It is known in the art of steel making to continuously cast molten steel using an oscillating mold, typically a water cooled copper-faced mold, having a straight or curved channel. The mold typically has a rectangular horizontal cross-section as wide as the slab to be cast and with relatively narrow ends that are the thickness of the slab to be cast. Liquid steel in the upper portion of the mold is cooled as it moves downward through the water cooled mold, generating a steel shell as it passes through the mold before exiting the mold at the bottom. The molten steel enters the mold from a tundish through an entry nozzle submerged in the liquid steel in the mold. The submerged entry nozzle is normally located generally centrally of the mold cross-section, and is provided with opposed exit ports that direct liquid steel outwardly toward the narrow sides of the mold, upwardly, downwardly or vertically at 90 degrees to the submerged entry nozzle.

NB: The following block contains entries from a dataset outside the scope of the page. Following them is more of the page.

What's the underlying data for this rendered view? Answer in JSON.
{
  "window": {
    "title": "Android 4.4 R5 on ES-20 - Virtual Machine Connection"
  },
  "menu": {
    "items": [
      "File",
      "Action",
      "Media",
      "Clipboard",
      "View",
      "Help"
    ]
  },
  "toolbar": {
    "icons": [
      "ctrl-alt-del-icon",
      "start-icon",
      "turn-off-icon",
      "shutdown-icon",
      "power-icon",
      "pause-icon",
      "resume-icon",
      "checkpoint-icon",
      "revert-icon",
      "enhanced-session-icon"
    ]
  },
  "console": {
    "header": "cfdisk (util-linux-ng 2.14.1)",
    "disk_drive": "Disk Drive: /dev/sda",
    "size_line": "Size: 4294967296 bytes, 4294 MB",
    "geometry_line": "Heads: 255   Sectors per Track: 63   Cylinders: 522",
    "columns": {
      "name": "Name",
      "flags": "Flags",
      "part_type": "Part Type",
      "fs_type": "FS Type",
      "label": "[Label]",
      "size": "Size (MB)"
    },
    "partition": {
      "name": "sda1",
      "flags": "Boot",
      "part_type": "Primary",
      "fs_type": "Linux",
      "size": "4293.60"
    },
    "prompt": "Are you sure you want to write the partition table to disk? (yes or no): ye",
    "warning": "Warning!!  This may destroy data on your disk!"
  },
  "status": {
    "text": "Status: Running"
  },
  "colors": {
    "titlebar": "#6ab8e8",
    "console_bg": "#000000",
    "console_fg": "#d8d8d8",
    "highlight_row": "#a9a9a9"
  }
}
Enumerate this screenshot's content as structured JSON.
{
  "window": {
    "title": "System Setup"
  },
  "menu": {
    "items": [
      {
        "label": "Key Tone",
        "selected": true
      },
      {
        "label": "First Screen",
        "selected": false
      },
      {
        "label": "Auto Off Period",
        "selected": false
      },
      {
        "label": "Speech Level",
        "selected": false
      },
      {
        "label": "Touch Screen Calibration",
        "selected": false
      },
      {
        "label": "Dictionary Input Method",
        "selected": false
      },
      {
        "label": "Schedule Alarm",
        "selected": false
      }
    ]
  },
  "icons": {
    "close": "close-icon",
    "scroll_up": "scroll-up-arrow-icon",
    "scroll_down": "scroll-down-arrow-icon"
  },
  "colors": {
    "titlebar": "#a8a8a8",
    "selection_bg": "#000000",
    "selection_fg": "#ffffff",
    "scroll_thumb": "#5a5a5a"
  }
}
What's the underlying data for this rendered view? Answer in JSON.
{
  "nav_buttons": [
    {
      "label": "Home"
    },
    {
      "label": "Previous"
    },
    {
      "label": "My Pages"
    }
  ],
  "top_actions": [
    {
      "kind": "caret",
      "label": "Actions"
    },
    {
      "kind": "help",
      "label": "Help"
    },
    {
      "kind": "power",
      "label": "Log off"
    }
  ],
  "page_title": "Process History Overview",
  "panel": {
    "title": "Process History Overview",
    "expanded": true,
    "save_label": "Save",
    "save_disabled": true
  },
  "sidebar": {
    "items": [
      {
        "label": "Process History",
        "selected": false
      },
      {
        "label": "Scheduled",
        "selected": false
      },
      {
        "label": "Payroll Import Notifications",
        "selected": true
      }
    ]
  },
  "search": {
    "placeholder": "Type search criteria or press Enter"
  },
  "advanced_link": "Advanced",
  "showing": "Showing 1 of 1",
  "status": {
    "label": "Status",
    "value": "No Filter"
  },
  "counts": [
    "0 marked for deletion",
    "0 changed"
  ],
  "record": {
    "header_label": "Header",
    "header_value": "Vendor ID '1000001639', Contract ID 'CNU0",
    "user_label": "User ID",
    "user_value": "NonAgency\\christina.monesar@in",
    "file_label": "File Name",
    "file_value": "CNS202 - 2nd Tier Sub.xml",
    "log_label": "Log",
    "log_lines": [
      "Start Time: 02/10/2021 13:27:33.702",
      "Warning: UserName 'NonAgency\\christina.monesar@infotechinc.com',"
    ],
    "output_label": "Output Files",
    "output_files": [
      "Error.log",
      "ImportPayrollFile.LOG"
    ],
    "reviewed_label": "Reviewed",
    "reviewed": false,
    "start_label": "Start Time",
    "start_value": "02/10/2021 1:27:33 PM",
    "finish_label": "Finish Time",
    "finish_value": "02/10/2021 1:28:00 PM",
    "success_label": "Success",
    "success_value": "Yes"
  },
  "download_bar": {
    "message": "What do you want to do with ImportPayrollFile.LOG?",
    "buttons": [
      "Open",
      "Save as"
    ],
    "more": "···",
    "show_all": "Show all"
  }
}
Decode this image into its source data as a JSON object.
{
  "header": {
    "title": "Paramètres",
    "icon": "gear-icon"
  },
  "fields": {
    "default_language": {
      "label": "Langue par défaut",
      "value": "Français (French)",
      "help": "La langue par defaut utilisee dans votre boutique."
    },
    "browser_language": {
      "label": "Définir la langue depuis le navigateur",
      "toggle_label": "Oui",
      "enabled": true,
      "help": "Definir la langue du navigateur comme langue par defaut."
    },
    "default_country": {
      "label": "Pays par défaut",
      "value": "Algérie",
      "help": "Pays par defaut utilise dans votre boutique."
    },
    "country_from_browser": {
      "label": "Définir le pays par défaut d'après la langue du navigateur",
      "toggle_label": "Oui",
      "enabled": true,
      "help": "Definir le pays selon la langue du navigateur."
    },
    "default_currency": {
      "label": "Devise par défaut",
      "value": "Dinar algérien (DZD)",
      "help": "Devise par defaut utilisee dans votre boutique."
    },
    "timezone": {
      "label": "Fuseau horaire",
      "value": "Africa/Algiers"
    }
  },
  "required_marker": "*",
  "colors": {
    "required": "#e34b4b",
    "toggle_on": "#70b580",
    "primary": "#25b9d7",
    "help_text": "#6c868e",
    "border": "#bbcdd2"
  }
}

Without a magnetic brake, the flow of liquid steel out of the submerged entry nozzle varies in direction and velocity due to various external conditions. This can create disturbances in the steel flow that affect the slab surface quality and slab internal quality. These disturbances tend to generate undesired temperature imbalances that interfere with uniform solidification of the steel as it passes through the mold and downstream thereof, and also increase the tendency of the steel to incorporate unwanted inclusions from the mold powder/slag/impurities mixture at the meniscus of the liquid steel at the top of the mold. A conventional magnetic brake inhibits these disturbances by reducing the velocity of liquid steel emanating from the submerged entry nozzle, thereby tending to constrict the eddies and prevent them from reaching the end edges of the mold and the upper surface of the pool of liquid steel at the top of the mold.
A conventional magnetic brake is typically comprised of a magnetic circuit energized by direct or slowly varying electric current passing through windings around an iron core. The magnetic circuit passes through the wide faces of the mold so as to provide a magnetic field through the interior of the mold. Normally, in a conventional magnetic brake the magnetic circuit passes through the mold about mid-way along the longitudinal length of the mold and extends so as to overlap the point of entry of liquid steel into the mold from the submerged entry nozzle, but does not extend up to the top of the liquid steel pool nor down to the bottom of the mold.
Although the magnetic field in a conventional magnetic brake can be varied (by varying the amount of current flowing through the windings around the iron core of the magnetic circuit) there is, nevertheless, typically no fine control over the manner in which the magnetic field is applied. Such fine control would improve the ability to control the flow characteristics of the steel as it exits from the submerged entry nozzle in the interest of generating uniform solidification of the shell of cast steel emerging from the mold and in the interest of reducing unwanted inclusion and non-uniform surface effects.
Attempts have been made by various prior workers in the field to provide some variation in the magnetic field applied through the mold. Representative such attempts are disclosed, for example, in U.S. Pat. Nos. 5,404,933 and 5,613,548.